Hostname and IP address considerations
In the URL you use to access HCP, you can specify either a hostname or an IP address. If the HCP system supports DNS and you specify a hostname, HCP selects the IP address for you from the currently available nodes. HCP uses a round-robin method to ensure that it doesn’t always select the same address.
When you specify IP addresses, your application must take responsibility for balancing the load among nodes. Also, you risk trying to connect (or reconnect) to a node that is not available. However, in several cases using explicit IP addresses to connect to specific nodes can have advantages over using hostnames.
These considerations apply when deciding which technique to use:
- If your client uses a hosts file to map HCP hostnames to IP addresses, the client system has full responsibility for converting any hostnames to IP addresses. Therefore, HCP cannot spread the load or prevent attempts to connect to an unavailable node.
- If your client caches DNS information, connecting by hostname may result in the same node being used repeatedly.
- When you access the HCP system by hostname, HCP ensures that requests are distributed among nodes, but it does not ensure that the resulting loads on the nodes are evenly balanced.
- When multiple applications access the HCP system by hostname concurrently, HCP is less likely to spread the load evenly across the nodes than with a single application.
Because of the way HCP stores objects, the directory structures you create and the way you store objects in them can have an impact on performance. Here are some guidelines for creating effective directory structures:
- Plan your directory structures before storing objects. Make sure all namespace users are aware of these plans.

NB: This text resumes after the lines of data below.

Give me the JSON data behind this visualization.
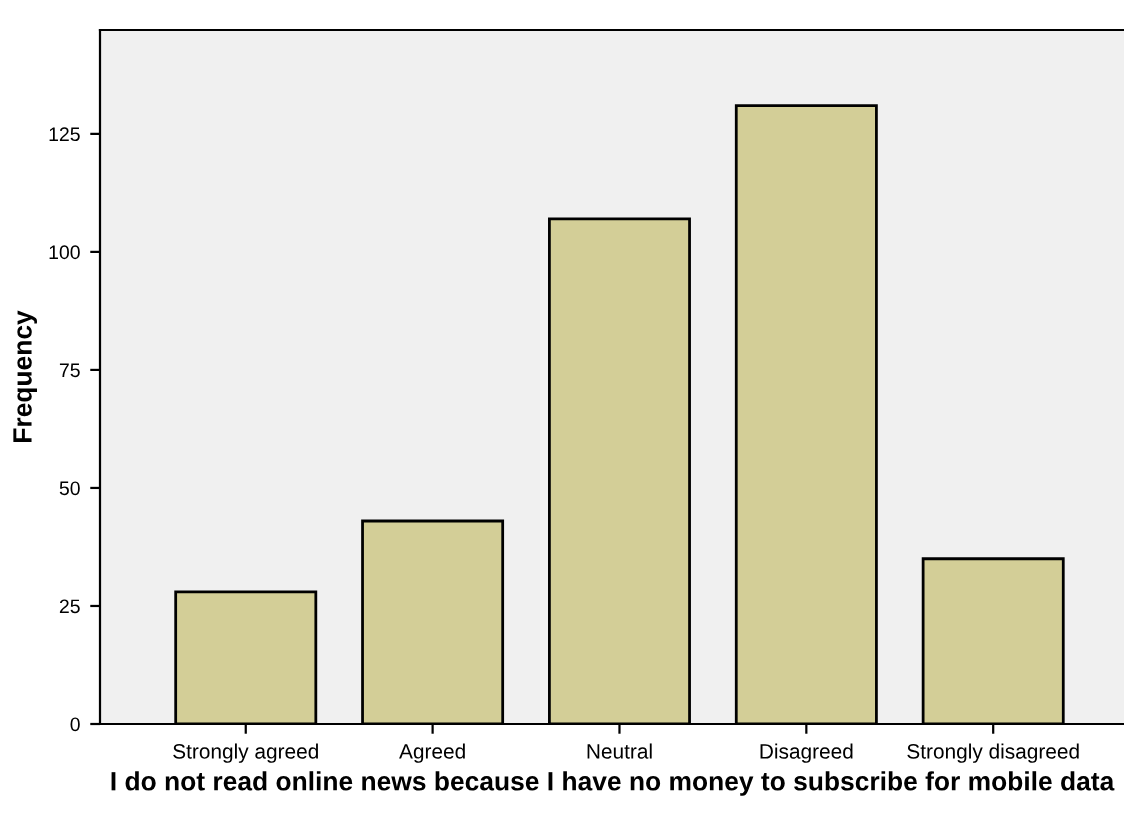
{
  "chart_data": {
    "type": "bar",
    "xlabel": "I do not read online news because I have no money to subscribe for mobile data",
    "ylabel": "Frequency",
    "categories": [
      "Strongly agreed",
      "Agreed",
      "Neutral",
      "Disagreed",
      "Strongly disagreed"
    ],
    "values": [
      28,
      43,
      107,
      131,
      35
    ],
    "color": "#d3ce97",
    "ylim": [
      0,
      147
    ],
    "yticks": [
      0,
      25,
      50,
      75,
      100,
      125
    ],
    "grid": false
  }
}
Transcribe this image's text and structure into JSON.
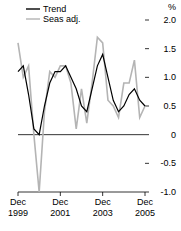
{
  "chart_data": {
    "type": "line",
    "y_label": "%",
    "categories": [
      "Dec 1999",
      null,
      null,
      null,
      null,
      null,
      null,
      null,
      "Dec 2001",
      null,
      null,
      null,
      null,
      null,
      null,
      null,
      "Dec 2003",
      null,
      null,
      null,
      null,
      null,
      null,
      null,
      "Dec 2005"
    ],
    "series": [
      {
        "name": "Trend",
        "color": "#000000",
        "values": [
          1.1,
          1.2,
          0.7,
          0.1,
          0.0,
          0.5,
          0.9,
          1.1,
          1.1,
          1.2,
          1.0,
          0.8,
          0.5,
          0.4,
          0.8,
          1.2,
          1.4,
          1.0,
          0.6,
          0.4,
          0.5,
          0.7,
          0.8,
          0.6,
          0.5
        ]
      },
      {
        "name": "Seas adj.",
        "color": "#b4b4b4",
        "values": [
          1.6,
          1.0,
          1.2,
          0.0,
          -1.0,
          0.4,
          1.1,
          1.0,
          1.2,
          1.2,
          0.9,
          0.1,
          0.8,
          0.2,
          0.9,
          1.7,
          1.6,
          0.6,
          0.5,
          0.3,
          0.9,
          0.9,
          1.3,
          0.3,
          0.5
        ]
      }
    ],
    "ylim": [
      -1.0,
      2.0
    ],
    "yticks": [
      {
        "value": -1.0,
        "label": "-1.0"
      },
      {
        "value": -0.5,
        "label": "-0.5"
      },
      0,
      {
        "value": 0.5,
        "label": "0.5"
      },
      {
        "value": 1.0,
        "label": "1.0"
      },
      {
        "value": 1.5,
        "label": "1.5"
      },
      {
        "value": 2.0,
        "label": "2.0"
      }
    ],
    "legend": "upper left",
    "grid": false
  }
}
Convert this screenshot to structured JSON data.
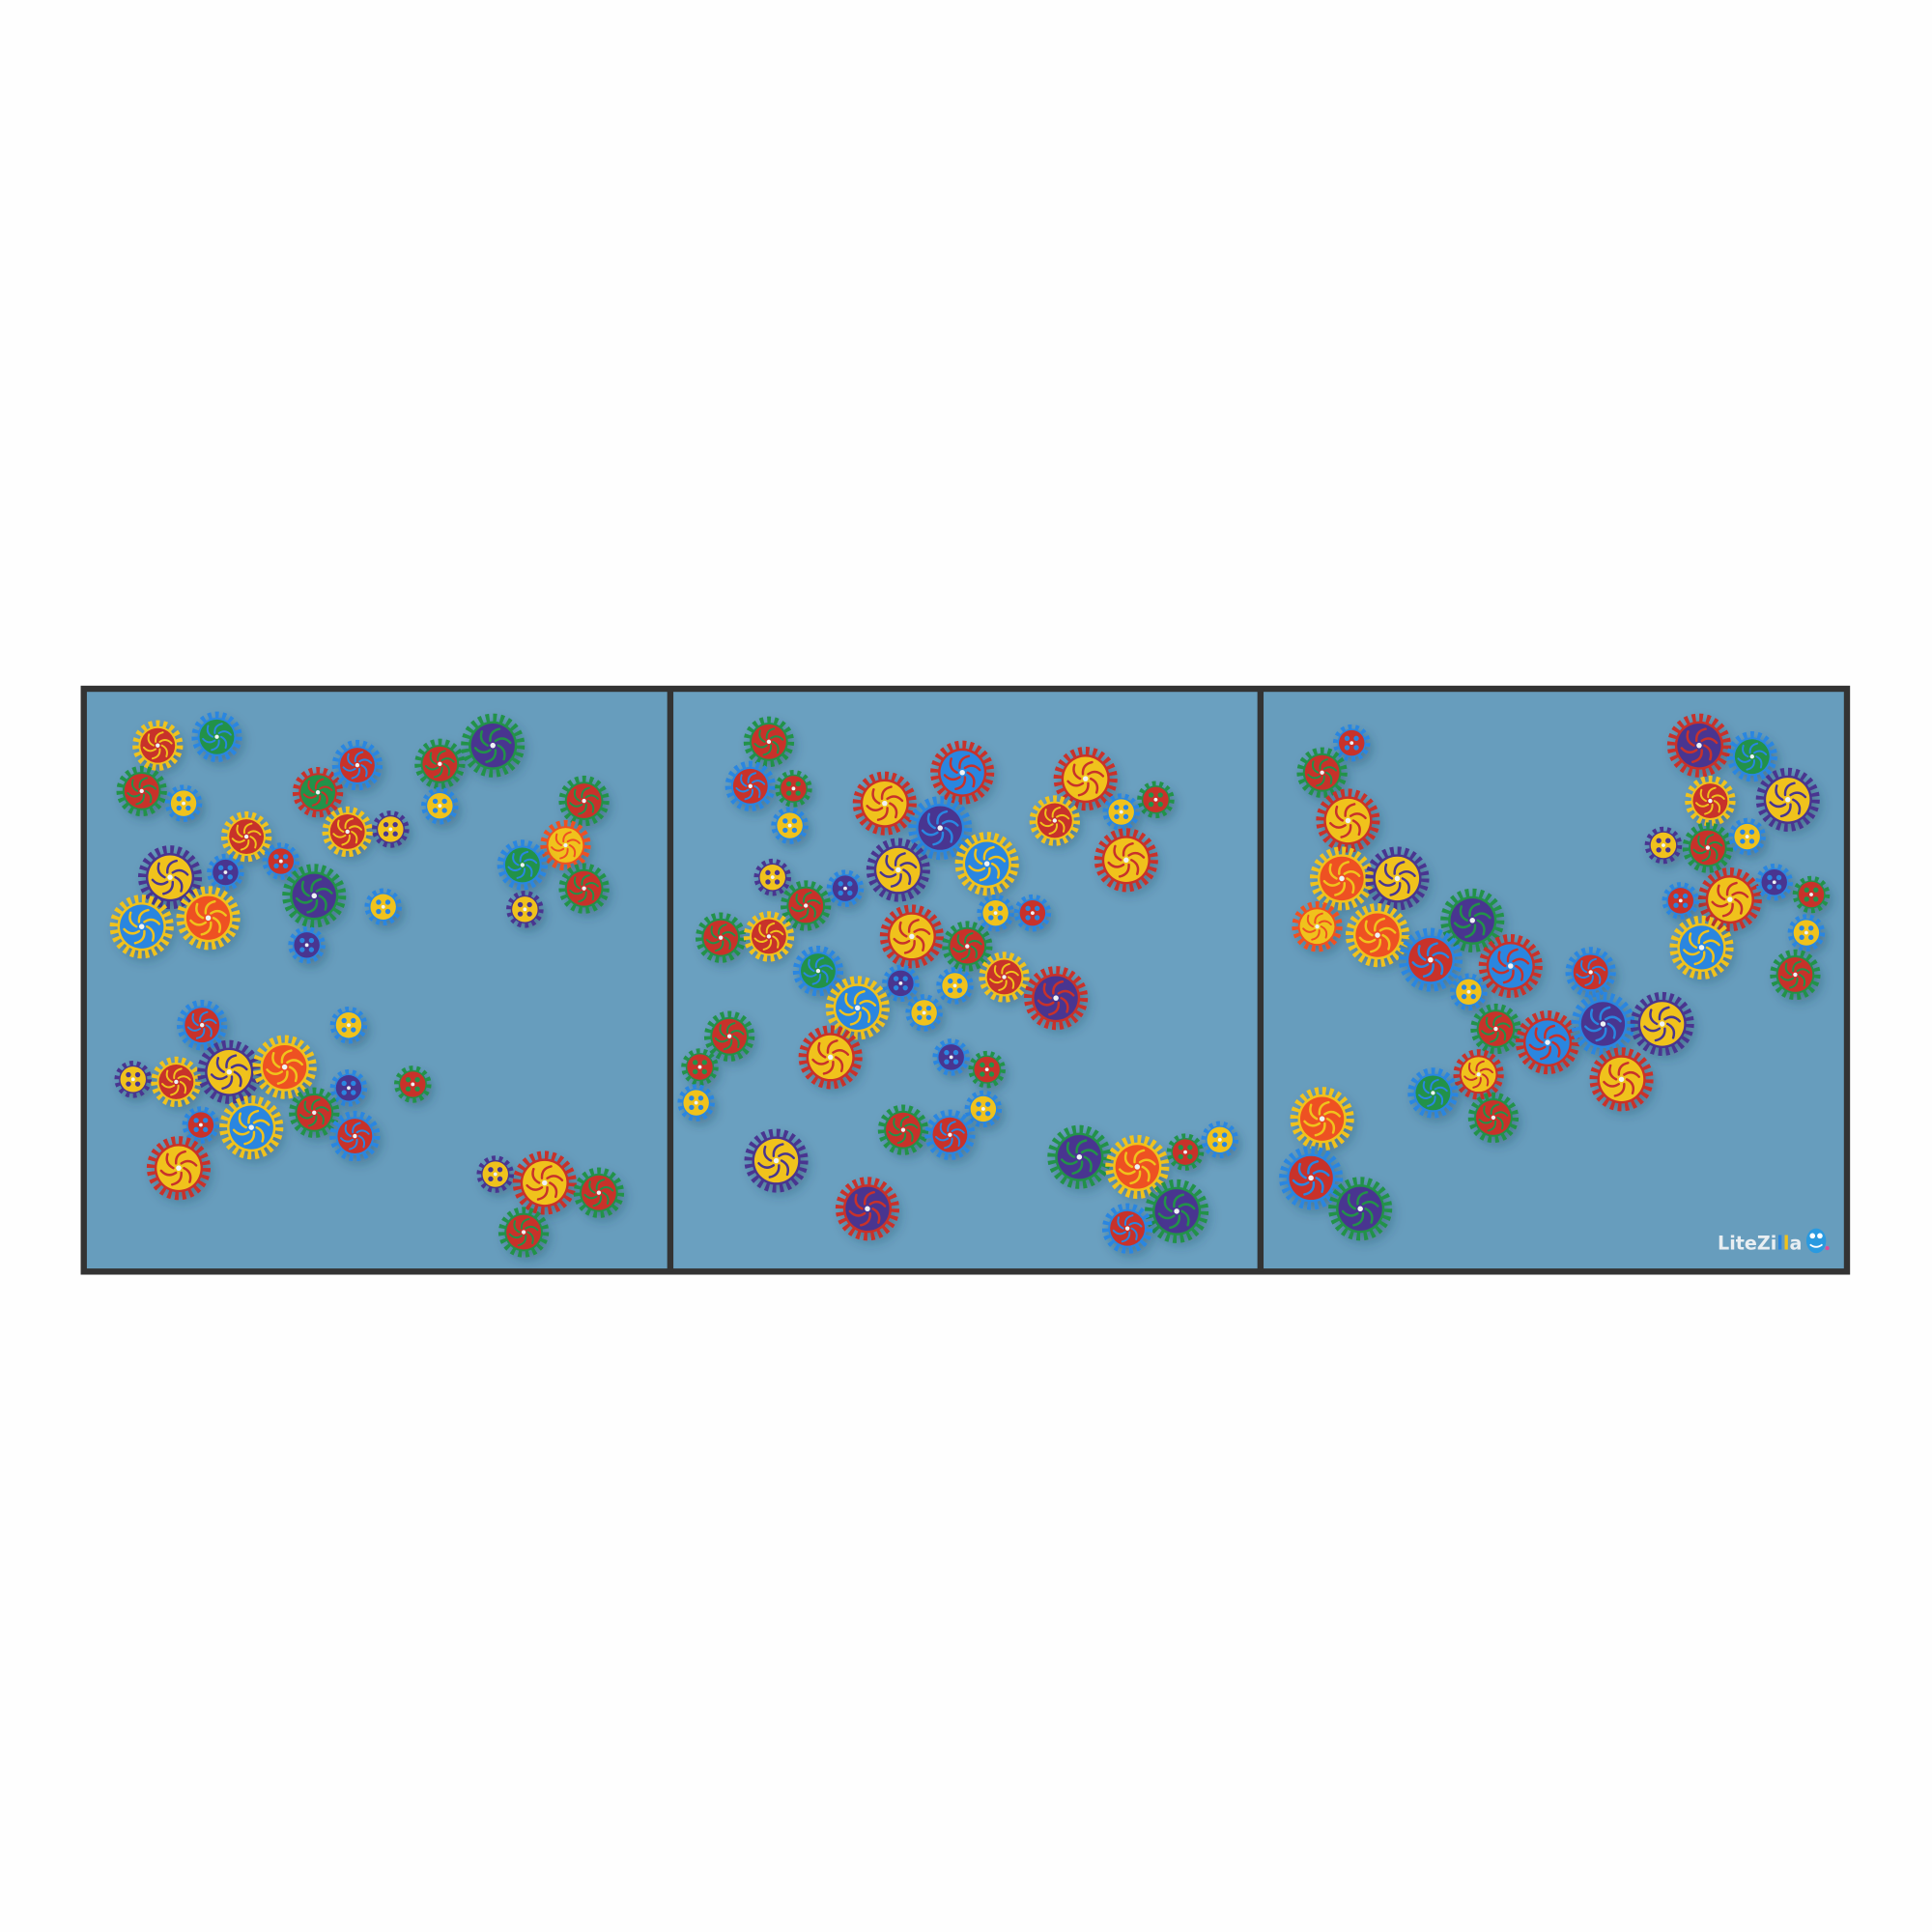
{
  "product": {
    "panel_count": 3,
    "logo": {
      "part1": "LiteZi",
      "part2": "l",
      "part3": "l",
      "part4": "a",
      "mascot": "blue-monster-mascot"
    }
  },
  "colors": {
    "background": "#fefefe",
    "frame": "#333333",
    "board": "#679dbd",
    "gear_red": "#c8302c",
    "gear_yellow": "#f0c21c",
    "gear_green": "#23924a",
    "gear_blue": "#2a86e0",
    "gear_purple": "#4a3590",
    "gear_orange": "#ee5122",
    "logo_text": "#e8eef2",
    "logo_blue": "#2a86e0",
    "logo_yellow": "#f0c21c"
  }
}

- Avoid structures that result in a single directory getting a large amount of traffic in a short time. For example, if you ingest objects rapidly, use structures that do not store objects by date and time.
- If you do store objects by date and time, consider the number of objects ingested during a given period of time when planning the directory structure. For example, if you ingest several hundred files per second, you might use a directory structure such as year/month/day/hour/minute/second. If you ingest just a few files per second, a less fine-grained structure would be better.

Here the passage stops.